Steve Beshear on Free Trade
New records in exports; thousands of jobs from in-sourcing
In the last three months I've told Kentucky's story on influential programs like Meet the Press, C-SPAN, CNN, the BBC, NPR, and in the New York Times and the Wall Street Journal.
The nation has taken notice about Kentucky setting new records in exports; about us bringing thousands of jobs from places like India, China, Japan, France, Germany, Russia, Australia and
Austria; about us moving to #3 in building cars; about us pushing the envelope on research in areas like advanced batteries & health sciences; and about Kentucky outmaneuvering the competition to secure award-winning
deals involving Ford, GE and Toyota. In short, [pundits] wanted to talk about Kentucky as a leader in this nation.

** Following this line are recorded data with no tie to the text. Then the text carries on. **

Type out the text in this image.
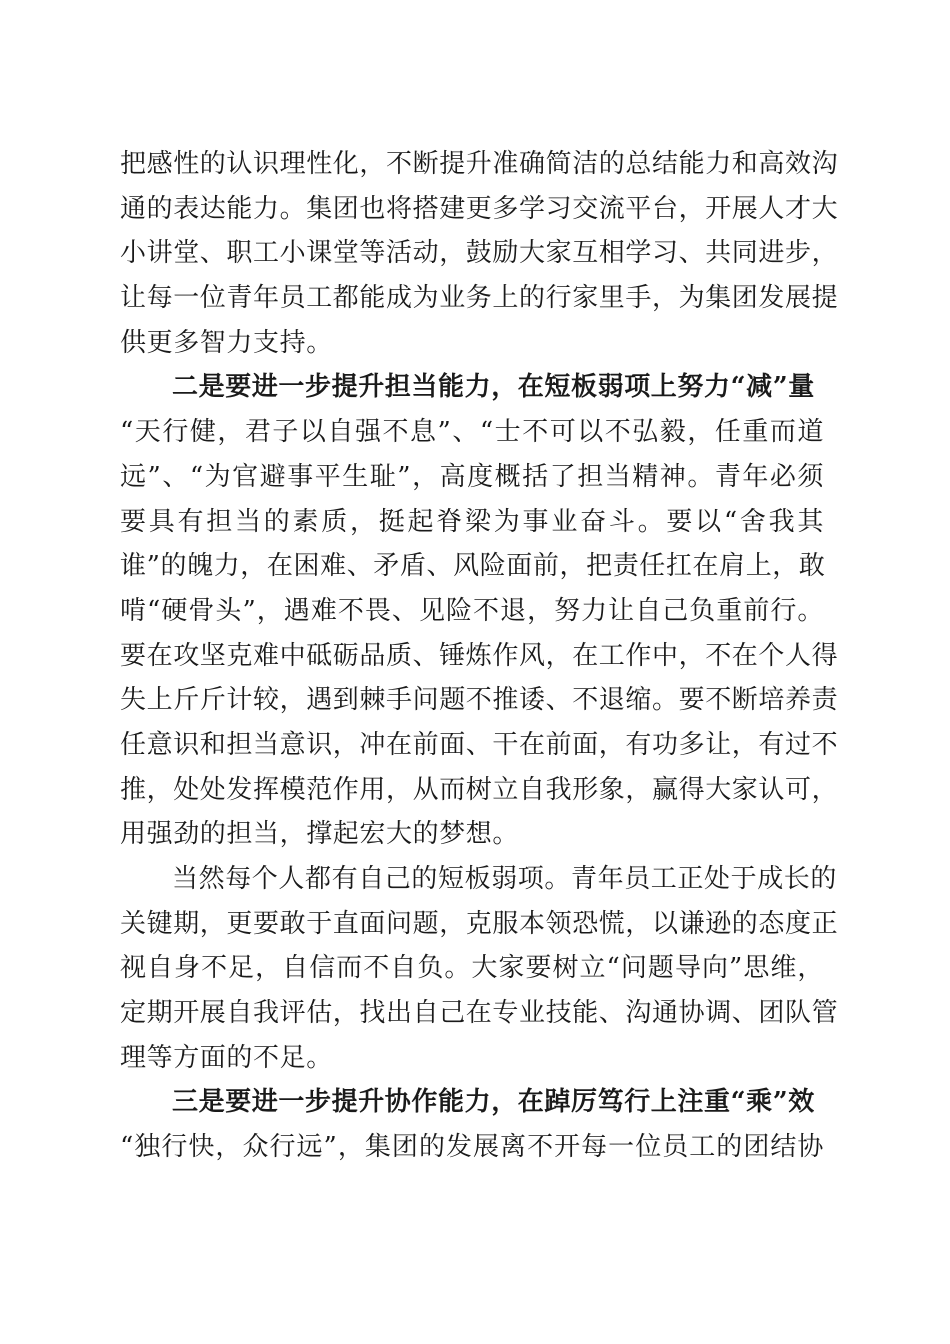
把感性的认识理性化，不断提升准确简洁的总结能力和高效沟
通的表达能力。集团也将搭建更多学习交流平台，开展人才大
小讲堂、职工小课堂等活动，鼓励大家互相学习、共同进步，
让每一位青年员工都能成为业务上的行家里手，为集团发展提
供更多智力支持。
二是要进一步提升担当能力，在短板弱项上努力“减”量
“天行健，君子以自强不息”、“士不可以不弘毅，任重而道
远”、“为官避事平生耻”，高度概括了担当精神。青年必须
要具有担当的素质，挺起脊梁为事业奋斗。要以“舍我其
谁”的魄力，在困难、矛盾、风险面前，把责任扛在肩上，敢
啃“硬骨头”，遇难不畏、见险不退，努力让自己负重前行。
要在攻坚克难中砥砺品质、锤炼作风，在工作中，不在个人得
失上斤斤计较，遇到棘手问题不推诿、不退缩。要不断培养责
任意识和担当意识，冲在前面、干在前面，有功多让，有过不
推，处处发挥模范作用，从而树立自我形象，赢得大家认可，
用强劲的担当，撑起宏大的梦想。
当然每个人都有自己的短板弱项。青年员工正处于成长的
关键期，更要敢于直面问题，克服本领恐慌，以谦逊的态度正
视自身不足，自信而不自负。大家要树立“问题导向”思维，
定期开展自我评估，找出自己在专业技能、沟通协调、团队管
理等方面的不足。
三是要进一步提升协作能力，在踔厉笃行上注重“乘”效
“独行快，众行远”，集团的发展离不开每一位员工的团结协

Source: 2014 Kentucky State of the State speech
, Jan 7, 2014
Record exports to Asia & Europe means we're importing jobs
We're setting records with our exports, and we're importing jobs and investments from countries like Japan, China, Korea, India, France and Germany.
Four years ago, the auto industry was in crisis. Last year, Kentucky auto makers produced more than a million cars and light trucks for the first time since 2007.

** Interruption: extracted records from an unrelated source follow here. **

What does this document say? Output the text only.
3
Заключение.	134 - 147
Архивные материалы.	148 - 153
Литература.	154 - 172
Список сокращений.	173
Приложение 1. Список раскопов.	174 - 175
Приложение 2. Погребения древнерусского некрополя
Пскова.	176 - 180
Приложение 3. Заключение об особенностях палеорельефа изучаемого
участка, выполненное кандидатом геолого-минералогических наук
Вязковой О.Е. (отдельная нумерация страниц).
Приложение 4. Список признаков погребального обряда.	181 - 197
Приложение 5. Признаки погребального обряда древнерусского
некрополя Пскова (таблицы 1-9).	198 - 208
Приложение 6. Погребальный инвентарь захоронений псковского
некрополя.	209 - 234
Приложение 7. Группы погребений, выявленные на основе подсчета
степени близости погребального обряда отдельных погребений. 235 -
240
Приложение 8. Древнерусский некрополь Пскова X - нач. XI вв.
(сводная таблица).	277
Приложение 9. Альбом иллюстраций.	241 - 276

Source: 2013 State of the State speech to Kentucky Legislature
, Feb 6, 2013
NAFTA favors foreign interests over Kentucky's own
Down the campaign homestretch, Beshear tried to use NAFTA and McConnell's international travel to depict him as favoring foreign interests over KY's own. McConnell called Beshear "reckless and extreme" on crime.
Playing on his opponent's last name, McConnell ran 2 of his trademark humorous, animal-oriented spots. One accused Beshear of "fleecing" taxpayers and showed footage of sheep while warning, "Don't get `besheared.'"
Another, written by Steven Law to counterattack on NAFTA, showed sheep wearing sunglasses in various locations around the world to illustrate foreign investments held in
Beshear's mutual funds, and said that Beshear "thinks `ewe' should pay more." At best, McConnell recalls, it succeeded "in futzing up the issue."
Source: Republican Leader, by John Dyche, p.118
, Sep 15, 2010
Opposes NAFTA; supports tariffs
Q: Do you support the North American Free Trade Agreement (NAFTA)?
Q: Do you support the General Agreement on Tariffs and Trade (GATT)?
Q: Do you support lifting the trade embargo imposed against Cuba?
Q: Do you suppor
imposing tariffs on products imported from nations that maintain restrictive trade barriers on American products?
Q: Should a nation’s human rights record affect its “most favored nation” trading status with the United States?
Source: Congressional 1996 National Political Awareness Test
, Nov 1, 1996
Reauthorize the Ex-Im Bank.
Beshear signed Letter on Ex-Im Bank
Press release on Letter from 31 Governors to House Republican leaders:
We urge you to reauthorize the Export-Import Bank (Ex-Im) before its charter expires this year. In its role as the official export credit agency, Ex-Im is a vital export finance tool for exporters in our states, at no cost to American taxpayers.
Ex-Im allows our companies and workers to compete on a level playing field against our competitors. Without Ex-Im financing, US firms would have lost many sales campaigns to their overseas competitors.
Reauthorizing Ex-Im is the right thing to do for our economy, companies and workers. 41 GOP lawmakers and 865 business organizations have called for the charter's immediate renewal. And, House Democrats have already introduced legislation to reauthorize the bank. Speaker Boehner, it's time to act; quit jeopardizing the nation's economy and American jobs.
Argument in opposition from FreedomWorks:
Top Ten Reasons to Let the
Export-Import Bank Expire
- It Has Outlived Its Purpose: In the 2010s, US exports have been setting record highs--they don't need government help.
- It Lets Government Pick Winners and Losers
- Its Risky Loans Put it in Danger of Needing Taxpayer Bailouts
- It Costs Taxpayers Money Annually, thanks to government accounting gimmicks
- Most of Its Funding Goes to Big Corporations Who Don't Need the Money
- It Lets Foreign Corporations Undercut US Competitors
- It Only Benefits a Few States, but Every State Bears the Costs
- It Is Prone to Corruption (like whenever you involve the government in handing out money)
- There Are Better Ways to Help US. Manufacturers: the government should lower and simplify the tax and regulatory burden US companies face.
- It Is Unnecessary. The Ex-Im Bank cannot justify its continued existence. It's also one of the easiest programs to retire, as its authorization expires in September 2014 if Congress simply does nothing.